Towards the end, the play manages to even poke fun at the way Leftist movements sometimes can become victims of their own success, when it comes time for the workers to decide how to actually run the place. But the conclusion is definitely worth waiting for, although I won’t spoil things by saying any more.
I spoke with Sullivan after the show, and asked him what inspired him to write the play. He mentioned the story of the Bruckman Textile Mill in Buenos Aires (which is told within the play), and also of the Illinois workers who recently occupied the Republic Windows and Doors factory — just to get their severance pay. He expressed frustration with how this protest played out, since the workers were only trying to get the pay they were entitled to after their factory was shuttered — while the company moved the equipment to a newly-purchased non-unionized factory. “If the bosses can’t run the place when they’re making money, then they don’t deserve to run the place,” said Sullivan.
When asked what he was hoping to accomplish by writing the play, Sullivan said, “I think for me, what I want from the audience is to question themselves. So much of the American working class has a limited view of change. We struggle for a seat at the table, but we don’t realize we built the table, and no one else would be there without us. We shouldn’t be fighting for a seat at the table, we should be fighting for the table.” When I asked about the Argentinean story within the play, Sullivan responded, “Each year we try to create a show that is going to be challenging to the audience. Right now, we are trying to rebuild the economy. Central and South America has already gone through this,” and he pointed out that we should be learning from their example in how to take on the “corporate bastards.”
As I said at the beginning of this piece, I’m not a theatrical reviewer. If I was, I probably would have written this at the beginning of the S.F. Mime Troupe’s season, instead of at the end (there are only a few more scheduled performances of the show, in the next few weeks).

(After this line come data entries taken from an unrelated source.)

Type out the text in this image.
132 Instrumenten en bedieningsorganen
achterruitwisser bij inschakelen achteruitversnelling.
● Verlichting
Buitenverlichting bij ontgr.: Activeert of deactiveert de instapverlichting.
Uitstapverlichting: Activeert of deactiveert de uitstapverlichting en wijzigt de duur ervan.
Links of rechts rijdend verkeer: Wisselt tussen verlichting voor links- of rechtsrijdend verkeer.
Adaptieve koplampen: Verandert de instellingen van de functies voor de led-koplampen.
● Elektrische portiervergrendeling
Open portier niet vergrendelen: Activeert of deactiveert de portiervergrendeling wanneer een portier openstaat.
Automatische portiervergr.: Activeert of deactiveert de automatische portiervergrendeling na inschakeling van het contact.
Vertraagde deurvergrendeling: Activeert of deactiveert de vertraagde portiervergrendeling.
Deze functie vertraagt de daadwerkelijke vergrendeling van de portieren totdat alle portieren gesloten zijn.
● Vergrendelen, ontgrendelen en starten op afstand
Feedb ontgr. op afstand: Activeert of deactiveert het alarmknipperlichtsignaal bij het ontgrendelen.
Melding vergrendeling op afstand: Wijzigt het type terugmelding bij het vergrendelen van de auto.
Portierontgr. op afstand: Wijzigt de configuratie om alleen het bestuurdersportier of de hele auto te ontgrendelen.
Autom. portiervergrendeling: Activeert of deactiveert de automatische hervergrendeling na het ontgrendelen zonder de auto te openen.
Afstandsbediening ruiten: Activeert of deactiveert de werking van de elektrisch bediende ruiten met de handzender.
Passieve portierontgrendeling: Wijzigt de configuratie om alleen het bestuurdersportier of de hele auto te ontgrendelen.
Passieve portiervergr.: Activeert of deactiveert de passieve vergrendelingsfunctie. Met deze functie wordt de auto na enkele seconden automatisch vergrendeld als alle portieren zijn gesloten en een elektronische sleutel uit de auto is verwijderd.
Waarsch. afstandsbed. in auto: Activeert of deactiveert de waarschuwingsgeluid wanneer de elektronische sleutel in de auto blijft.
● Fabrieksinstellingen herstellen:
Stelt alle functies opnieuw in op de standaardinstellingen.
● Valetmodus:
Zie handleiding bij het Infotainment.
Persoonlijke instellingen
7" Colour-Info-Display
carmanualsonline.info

But there’s a reason for highlighting the show today, on Labor Day. And that is that the show has been invited to take part in a large Union centenary effort next spring, as part of a national memorial movement for the Triangle Shirtwaist Factory fire (which claimed 146 lives almost one hundred years ago, in a New York City sweatshop).
So, if you are a member of a Union (especially if you’re an officer or hold other clout with your Union), urge them to extend an invitation to the San Francisco Mime Troupe to perform POSIBILIDAD, or Death of the Worker. While the Troupe will be participating next spring, the details of where exactly they’ll be performing will depend on the invitations which are extended to them. And I heartily recommend the play, even though it’s not specifically about Union organizing in nature. Because I’m confident that any Union lucky enough to see this performance will enjoy the message nonetheless. Sullivan summed this message up as: “The job is not to make profit, but to make jobs.” Which, as it turns out, is an excellent way to wish everyone a “Happy Labor Day” this year as well.
[Further Information: Visit the San Francisco Mime Troupe website for more information on both the group and the play, including photos, complete schedule, and contact and booking information.]
[Full Disclosure: I was personally invited to attend this performance of POSIBILIDAD, or Death of the Worker by the playwright. It was a free show, where they asked the audience for donations at the end. To avoid any possible conflict of interest, I donated five bucks, which seemed to be about the average donation, from what I could see.]